Изменить стиль страницы

Хайо помолчал, опустив голову на руки, потом пожал плечами.

— Вы меня не убедили, но пищу для размышлений предоставили неплохую, спасибо. Теперь... — он резко дернулся, словно от удара в спину, зажмурился и прикусил губу. Рэни не успела спросить, в чем дело, как Смотритель уже открыл глаза. — Мы должны пойти туда. Я и Яра.

— Я? — изумленно пискнула девушка.

— Риайо зовет, — поднимаясь, отрезал Хайо. — Пойдем. Рэни, ты дежуришь по штабу.

Разочарованная, что ее не взяли, Рэни уселась в кресло Хайо и уставилась на карту. Очень скоро дежурство из пустой формальности превратится в напряженную работу, где не будет времени, чтобы перевести дух. Отряды вернутся из боя, и дежурному придется отвечать на сотни возникающих вопросов, мгновенно принимать решения, объяснять доброй половине обратившихся, где найти повара, главврача и интенданта... интендантом как раз была сама Рэни, что только усугубляло ситуацию.

Яра вышла из тусклого марева «короткого пути», и в лицо ударил раскаленный докрасна ночной воздух. Кисло-горький дым стоял настолько плотной стеной, что, казалось, воздух нужно резать на ломти и глотать, предварительно разжевав на мелкие кусочки, щедро приправленные угольной крошкой. Там, где девушка остановилась, выглядывая из-за плеча Хайо, уже прошли все мыслимые и немыслимые сражения. Яра знала, что асфальт может плавиться и даже гореть, но что гореть может бетон... В горле першило, от дыма на глаза наворачивались слезы, но все это было ерундой по сравнению с мохноногим пауком ужаса, поселившимся под ребрами при первом же взгляде на поле боя.

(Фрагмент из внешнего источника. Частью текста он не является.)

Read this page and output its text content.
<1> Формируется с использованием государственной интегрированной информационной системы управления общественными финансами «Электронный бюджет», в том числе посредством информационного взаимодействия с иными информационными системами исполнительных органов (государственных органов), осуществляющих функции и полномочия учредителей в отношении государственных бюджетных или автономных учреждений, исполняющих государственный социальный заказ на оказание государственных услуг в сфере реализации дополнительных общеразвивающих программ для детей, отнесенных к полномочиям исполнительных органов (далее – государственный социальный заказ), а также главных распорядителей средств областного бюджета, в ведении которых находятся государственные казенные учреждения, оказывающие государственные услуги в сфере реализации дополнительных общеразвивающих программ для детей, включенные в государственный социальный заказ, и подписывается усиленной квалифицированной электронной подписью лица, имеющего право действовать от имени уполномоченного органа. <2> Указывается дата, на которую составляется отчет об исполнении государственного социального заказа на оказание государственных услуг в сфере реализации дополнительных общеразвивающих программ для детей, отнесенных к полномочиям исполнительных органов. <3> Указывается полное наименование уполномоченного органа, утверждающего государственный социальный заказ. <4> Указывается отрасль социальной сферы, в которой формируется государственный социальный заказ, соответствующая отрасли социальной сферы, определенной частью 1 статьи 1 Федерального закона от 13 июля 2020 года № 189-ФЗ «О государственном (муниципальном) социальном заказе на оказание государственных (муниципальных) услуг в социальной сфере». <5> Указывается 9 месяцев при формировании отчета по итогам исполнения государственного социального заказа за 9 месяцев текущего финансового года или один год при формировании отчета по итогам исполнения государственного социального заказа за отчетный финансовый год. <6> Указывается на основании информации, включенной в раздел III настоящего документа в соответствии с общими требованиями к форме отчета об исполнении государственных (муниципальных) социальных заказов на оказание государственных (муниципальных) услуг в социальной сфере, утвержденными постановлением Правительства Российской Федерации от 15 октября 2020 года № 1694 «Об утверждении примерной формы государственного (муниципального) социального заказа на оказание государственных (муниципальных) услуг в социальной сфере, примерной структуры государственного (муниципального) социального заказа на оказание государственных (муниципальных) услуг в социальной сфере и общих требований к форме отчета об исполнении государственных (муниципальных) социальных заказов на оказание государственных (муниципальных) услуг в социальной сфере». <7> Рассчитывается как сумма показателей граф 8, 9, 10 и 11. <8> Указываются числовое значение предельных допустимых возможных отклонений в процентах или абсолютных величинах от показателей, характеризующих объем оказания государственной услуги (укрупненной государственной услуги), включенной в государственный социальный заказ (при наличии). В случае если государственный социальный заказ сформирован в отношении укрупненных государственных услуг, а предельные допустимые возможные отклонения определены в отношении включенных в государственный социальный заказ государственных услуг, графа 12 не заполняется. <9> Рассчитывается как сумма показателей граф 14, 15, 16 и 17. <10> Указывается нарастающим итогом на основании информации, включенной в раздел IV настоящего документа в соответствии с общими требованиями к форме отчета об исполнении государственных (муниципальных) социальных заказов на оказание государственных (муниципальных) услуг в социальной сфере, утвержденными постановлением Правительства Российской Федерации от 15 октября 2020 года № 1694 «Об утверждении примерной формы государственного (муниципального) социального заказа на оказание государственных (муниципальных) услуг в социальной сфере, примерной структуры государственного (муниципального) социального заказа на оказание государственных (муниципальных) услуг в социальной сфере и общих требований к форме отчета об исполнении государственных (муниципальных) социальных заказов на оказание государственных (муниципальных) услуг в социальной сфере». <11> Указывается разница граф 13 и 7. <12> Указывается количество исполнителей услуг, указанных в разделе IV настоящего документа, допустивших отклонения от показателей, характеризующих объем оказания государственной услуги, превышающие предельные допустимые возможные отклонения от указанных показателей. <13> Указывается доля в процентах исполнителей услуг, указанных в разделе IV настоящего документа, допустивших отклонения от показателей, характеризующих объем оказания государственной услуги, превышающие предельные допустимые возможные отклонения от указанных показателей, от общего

Сквозь дым и парящие в воздухе снежинки пепла Ярослава с большим трудом разглядела фигуру Риайо. Крылатый тоже заметил их, двинулся наперерез, легко перепрыгивая через наполовину прогоревшие балки, стволы деревьев и вывороченные из земли бетонные плиты. Смотрителю он коротко кивнул, а к Яре подошел поближе, протянул узкую испачканную в саже ладонь.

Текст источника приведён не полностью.